If only it wasn’t another incarnation of Hannibal Lecter.

In hindsight the Academy Awards sweep of Silence of the Lambs at the 1992 Oscar ceremony seems very strange.  A win for a horror movie about a cannibal that took best film, best director for Jonathan Demme, best actor for Anthony Hopkins as the villain Lecter, best actress for Jodie Foster, and best writing for Ted Tally’s adaptation of Thomas Harris’s novel–it was pretty much unheard of.  The actual antagonist in the film was far creepier than Hopkins’ Lecter, played by Ted Levine, who would go on to star as the far kinder cop in Monk.  The Hunt for Red October and Silverado star Scott Glenn also had a key role in the film as an FBI director.

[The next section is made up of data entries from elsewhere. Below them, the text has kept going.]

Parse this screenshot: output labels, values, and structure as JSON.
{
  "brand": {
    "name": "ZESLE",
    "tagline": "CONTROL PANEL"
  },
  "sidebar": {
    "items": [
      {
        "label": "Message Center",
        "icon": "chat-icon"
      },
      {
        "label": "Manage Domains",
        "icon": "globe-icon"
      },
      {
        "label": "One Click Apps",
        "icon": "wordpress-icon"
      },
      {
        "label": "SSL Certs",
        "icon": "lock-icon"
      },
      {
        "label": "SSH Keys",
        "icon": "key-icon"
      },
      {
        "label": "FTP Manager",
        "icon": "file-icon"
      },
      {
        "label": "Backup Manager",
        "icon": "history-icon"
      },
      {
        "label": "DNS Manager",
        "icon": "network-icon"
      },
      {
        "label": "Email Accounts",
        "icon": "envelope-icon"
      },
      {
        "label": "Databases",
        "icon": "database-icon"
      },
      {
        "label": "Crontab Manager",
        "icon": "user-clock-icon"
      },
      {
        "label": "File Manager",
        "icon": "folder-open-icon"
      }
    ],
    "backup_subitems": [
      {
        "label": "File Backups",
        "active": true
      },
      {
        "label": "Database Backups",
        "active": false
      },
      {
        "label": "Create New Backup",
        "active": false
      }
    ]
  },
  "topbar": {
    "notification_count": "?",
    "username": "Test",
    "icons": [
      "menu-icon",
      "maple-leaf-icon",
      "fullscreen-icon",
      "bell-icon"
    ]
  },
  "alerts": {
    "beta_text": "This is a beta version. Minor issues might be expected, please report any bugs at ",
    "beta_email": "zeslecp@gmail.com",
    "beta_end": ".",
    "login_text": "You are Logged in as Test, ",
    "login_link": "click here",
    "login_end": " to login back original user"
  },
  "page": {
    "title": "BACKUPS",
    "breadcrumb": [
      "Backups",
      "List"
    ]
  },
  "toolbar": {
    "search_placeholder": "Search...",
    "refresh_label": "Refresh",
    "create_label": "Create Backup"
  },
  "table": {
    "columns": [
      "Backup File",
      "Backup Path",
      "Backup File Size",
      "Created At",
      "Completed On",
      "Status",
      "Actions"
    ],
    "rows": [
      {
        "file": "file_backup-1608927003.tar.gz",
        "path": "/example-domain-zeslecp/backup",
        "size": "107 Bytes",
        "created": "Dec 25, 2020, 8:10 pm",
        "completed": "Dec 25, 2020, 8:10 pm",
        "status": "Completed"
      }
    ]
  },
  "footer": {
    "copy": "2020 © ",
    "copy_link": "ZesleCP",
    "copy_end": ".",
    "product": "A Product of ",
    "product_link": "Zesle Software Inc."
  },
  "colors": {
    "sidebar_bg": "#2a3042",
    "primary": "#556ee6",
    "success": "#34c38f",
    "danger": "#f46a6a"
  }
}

One explanation for the Oscar wins was that the events were preceded by actual cannibalism in the news and as sometimes happens Oscar nods to movies reflecting life.  The other is that it was a pretty bad year for movies, with Lambs facing off against the underwhelming JFK, Bugsy, and The Prince of Tides (it beat one acclaimed film, the bigger box office draw for the year, the successful animated Disney film Beauty and the Beast).  It also beat out two of the best sci-fi films of all time: Terminator 2 and Star Trek VI: The Undiscovered Country.  Yet which of these are the only films that stand up to repeated viewings today?  Not Lambs or Tides or Bugsy or JFK, but the now classic genre films Terminator, Trek VI, and Beast.